И я заблудился, вдруг понял, что иду наугад. А ведь я даже не смогу окликнуть Глашу, точнее, не услышу ее голоса. Забыл, совсем забыл, что я глухой!
Я испуганно, растерянно побежал и тогда совсем поверил, что не найду ее, и испугался еще сильнее. А ведь необязательно было оставлять ее и ходить одному. Не говори, что засады побоялся, просто понравилось быть, как другие, мрачным, приказывающим. Дурак, дурак, какое тебе дело до других! Им, другим, может быть, и Глаша не то, что для тебя…
Я почти налетел на нее – она издали меня увидела и побежала наперерез, встревоженная таким моим появлением: мчится человек, глаза белые, в руках какая-то коробка, точно украл и за ним гонятся!
– Ешь смело, неотравленные! – заорал человек.
Свет уходит из лесу, собирается вверху. По-ночному остро пахнет земля, хвоя. Мы шли весь день, а теперь устраиваемся, чтобы спокойно отоспаться. Галеты мы доели все, к ним очень пошел кисленький заячий щавель. Сытости немного, но само сознание, что сегодня ел хлеб, успокаивающее: в хлебе всегда столько надежды!
Глаша сидит под темным деревом, обмякшая от усталости, накинув на плечи мой немецкий китель. Моросит, сыро. Я ломаю лапник, колючий, холодный, и ношу, складываю к ее ногам.
Дождевые тучи все опускаются над лесом, но от них становится не темнее, а светлее – по нему скользят ночные отблески пожаров. Это уже почти моя местность, до моей деревни километров тридцать.
Лапник я заготовил, теперь только перетащить его в густой ельник. Поставил винтовку возле Глаши и тащу тяжелую колючую ношу вслепую, спиной раздвигая густо растущие елочки: надо подальше, поглубже, от всех, от всего подальше. Глаша точно и не видит, чем я занят, сидит странно безучастная, и уже кажется, что не только от одной усталости.
Все готово. Я подошел, взял винтовку. Глаша снизу глянула на меня и подала пиджак.
– Дождь теперь не достанет, – говорю я. Глашины глаза, поднятые кверху, освещены, что-то в них вопросительное и совершенно мне незнакомое. Но что тут такого? Все обыкновенно: надо перебыть ночь, чтобы не налезть на немцев, не заблудиться, и вообще люди, как собаки, устали. Я рассказываю Глаше про то, как мы утром выйдем и к вечеру будем на месте. Глаша смотрит молча. А как еще, если я глухой? Все обыкновенно.
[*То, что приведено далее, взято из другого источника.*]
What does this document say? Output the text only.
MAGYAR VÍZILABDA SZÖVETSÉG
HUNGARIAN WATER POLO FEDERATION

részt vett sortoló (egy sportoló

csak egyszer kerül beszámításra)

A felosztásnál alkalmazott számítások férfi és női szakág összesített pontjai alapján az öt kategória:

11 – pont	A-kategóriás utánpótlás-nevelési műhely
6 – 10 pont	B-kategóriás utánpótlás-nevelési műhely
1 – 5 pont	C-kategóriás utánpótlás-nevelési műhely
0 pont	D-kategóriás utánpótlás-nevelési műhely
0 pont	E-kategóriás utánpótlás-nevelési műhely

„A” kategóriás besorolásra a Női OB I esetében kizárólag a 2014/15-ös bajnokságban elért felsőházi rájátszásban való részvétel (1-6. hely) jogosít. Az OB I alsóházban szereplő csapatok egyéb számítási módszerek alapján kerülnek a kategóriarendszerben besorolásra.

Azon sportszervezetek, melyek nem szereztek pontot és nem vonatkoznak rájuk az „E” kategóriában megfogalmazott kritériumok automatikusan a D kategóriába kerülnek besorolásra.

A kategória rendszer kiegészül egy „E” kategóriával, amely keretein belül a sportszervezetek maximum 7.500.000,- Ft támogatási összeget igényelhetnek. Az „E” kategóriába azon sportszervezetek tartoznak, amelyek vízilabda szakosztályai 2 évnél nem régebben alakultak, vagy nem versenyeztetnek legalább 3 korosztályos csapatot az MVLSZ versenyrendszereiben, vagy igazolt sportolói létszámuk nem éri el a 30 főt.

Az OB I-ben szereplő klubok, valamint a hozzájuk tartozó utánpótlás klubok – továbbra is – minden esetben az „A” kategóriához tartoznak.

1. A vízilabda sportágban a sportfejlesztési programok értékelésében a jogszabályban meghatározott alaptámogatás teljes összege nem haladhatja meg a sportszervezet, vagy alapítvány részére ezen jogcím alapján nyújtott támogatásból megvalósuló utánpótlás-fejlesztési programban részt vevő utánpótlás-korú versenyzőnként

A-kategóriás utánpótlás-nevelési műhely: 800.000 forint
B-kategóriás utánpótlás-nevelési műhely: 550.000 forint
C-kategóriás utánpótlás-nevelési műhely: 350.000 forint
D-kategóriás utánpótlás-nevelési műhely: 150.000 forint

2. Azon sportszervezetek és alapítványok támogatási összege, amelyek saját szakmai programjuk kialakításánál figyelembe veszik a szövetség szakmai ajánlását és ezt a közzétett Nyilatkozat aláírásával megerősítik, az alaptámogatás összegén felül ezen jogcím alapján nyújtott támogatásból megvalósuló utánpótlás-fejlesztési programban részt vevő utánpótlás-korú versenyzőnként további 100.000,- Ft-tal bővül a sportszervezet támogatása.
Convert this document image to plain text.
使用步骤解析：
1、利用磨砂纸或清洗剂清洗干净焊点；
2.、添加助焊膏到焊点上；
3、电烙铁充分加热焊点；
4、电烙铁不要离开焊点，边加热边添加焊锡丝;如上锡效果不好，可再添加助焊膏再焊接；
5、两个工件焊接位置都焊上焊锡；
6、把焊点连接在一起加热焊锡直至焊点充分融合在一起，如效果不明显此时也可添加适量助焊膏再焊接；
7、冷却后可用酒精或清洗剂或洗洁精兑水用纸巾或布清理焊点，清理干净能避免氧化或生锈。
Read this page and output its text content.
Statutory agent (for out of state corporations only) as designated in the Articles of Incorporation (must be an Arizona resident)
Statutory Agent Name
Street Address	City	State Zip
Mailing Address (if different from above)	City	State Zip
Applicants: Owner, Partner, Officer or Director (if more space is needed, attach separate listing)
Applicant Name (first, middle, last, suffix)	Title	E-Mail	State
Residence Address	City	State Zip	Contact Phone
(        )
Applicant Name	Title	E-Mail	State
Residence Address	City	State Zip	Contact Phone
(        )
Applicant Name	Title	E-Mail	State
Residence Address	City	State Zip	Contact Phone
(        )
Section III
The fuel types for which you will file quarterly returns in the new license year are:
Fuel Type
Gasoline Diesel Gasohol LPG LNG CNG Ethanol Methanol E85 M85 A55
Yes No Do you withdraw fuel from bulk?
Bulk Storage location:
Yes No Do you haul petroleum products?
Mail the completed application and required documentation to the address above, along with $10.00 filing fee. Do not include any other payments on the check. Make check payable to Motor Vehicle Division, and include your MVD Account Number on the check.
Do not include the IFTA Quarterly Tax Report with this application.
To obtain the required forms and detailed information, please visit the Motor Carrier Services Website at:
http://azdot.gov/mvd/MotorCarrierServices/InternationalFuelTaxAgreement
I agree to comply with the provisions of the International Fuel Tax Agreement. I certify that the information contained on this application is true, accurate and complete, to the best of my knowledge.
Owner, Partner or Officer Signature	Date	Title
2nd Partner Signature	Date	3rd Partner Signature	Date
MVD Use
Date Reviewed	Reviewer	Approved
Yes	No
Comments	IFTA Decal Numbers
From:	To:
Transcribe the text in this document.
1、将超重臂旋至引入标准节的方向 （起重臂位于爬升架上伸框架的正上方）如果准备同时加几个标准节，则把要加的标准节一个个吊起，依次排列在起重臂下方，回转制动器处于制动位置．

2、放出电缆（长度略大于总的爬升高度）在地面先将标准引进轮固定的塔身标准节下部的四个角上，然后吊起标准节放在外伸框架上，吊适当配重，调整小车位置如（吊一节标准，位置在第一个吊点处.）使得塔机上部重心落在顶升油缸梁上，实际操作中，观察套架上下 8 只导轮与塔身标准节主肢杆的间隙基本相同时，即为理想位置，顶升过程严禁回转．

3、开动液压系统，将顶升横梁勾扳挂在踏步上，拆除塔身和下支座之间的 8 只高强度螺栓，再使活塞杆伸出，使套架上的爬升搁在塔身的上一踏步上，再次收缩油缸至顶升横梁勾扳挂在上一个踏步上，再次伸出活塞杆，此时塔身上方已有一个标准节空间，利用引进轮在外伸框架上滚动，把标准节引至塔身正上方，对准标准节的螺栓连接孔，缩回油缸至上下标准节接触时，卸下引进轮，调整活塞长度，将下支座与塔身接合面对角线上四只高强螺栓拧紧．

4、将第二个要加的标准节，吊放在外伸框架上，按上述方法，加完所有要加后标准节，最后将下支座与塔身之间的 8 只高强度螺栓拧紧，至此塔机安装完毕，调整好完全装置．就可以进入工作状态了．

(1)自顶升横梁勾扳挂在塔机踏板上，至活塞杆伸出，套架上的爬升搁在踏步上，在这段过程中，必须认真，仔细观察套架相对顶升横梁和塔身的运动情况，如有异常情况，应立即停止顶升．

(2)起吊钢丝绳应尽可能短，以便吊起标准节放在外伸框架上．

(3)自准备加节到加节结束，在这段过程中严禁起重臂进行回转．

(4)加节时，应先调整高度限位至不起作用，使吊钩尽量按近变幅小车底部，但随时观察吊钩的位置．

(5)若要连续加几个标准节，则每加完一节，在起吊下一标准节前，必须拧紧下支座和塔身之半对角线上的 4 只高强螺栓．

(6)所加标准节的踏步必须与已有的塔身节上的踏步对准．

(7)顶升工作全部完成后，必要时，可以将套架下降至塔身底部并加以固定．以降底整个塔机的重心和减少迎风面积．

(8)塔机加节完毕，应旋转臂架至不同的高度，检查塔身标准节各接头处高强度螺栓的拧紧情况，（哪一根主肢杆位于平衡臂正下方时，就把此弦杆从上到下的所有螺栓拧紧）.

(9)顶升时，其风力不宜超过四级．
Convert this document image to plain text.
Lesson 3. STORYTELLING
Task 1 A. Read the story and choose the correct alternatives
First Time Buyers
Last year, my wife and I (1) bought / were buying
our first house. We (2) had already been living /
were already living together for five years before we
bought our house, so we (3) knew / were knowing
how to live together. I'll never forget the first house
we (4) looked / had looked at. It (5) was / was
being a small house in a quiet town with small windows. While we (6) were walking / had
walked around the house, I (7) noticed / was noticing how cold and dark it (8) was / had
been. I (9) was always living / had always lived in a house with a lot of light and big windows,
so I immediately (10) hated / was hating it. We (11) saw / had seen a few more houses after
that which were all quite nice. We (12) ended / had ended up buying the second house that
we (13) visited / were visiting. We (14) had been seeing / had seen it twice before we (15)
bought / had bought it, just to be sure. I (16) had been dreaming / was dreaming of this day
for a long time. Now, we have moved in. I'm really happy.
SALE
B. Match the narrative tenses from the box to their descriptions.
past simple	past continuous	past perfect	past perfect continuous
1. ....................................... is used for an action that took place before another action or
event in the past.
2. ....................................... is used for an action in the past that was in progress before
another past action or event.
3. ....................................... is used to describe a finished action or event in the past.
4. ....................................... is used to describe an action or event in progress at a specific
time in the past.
Подошла к густому, как щетка, мокро поблескивающему ельничку, смотрит заинтересованно: что тут, как я тут намастачил?
– Сюда иди, я и крышу настелил, – говорю я и спиной проламываю колючую стенку ельника, а Глаша идет следом, руками отводя еловые лапки от лица. Я вижу ее лицо, глаза. Такая вдруг непонимающая, несообразительная стала, очень всему удивляется, будто впервые в лес попала. Кажется, выбрала для себя, какой ей быть, пока сидела под моим пиджаком, а я таскал лапник, и вот стала такой, ждущей, чтобы ей все показали, объяснили, самой ей невдомек, что тут и как. Очень точно почувствовала, какой ей надо быть с Флерой.
Вот оно, наше жилище: крыша есть, постель есть, все из лапника. Глаша стоит и не понимает, как и что дальше. Я наклонил ей голову.
– Заползай.
Волосы у Глаши мокрые и теплые – моя ладонь торопливо сообщила мне об этом. Глаша присела на корточки и поползла в темноту, под навес. Пополз в колючую темноту и я. Холодная рука Глаши коснулась моего лица – показывает, где мне ложиться. Лапника у нас достаточно, чтобы и под бока было и накрыться, как одеялом. Приподнимаясь, вытаскиваем лапки из-под спины, взваливаем их на себя, разравниваем, исколотые руки наши встречаются и показывают: вот так, тебе вот так будет лучше!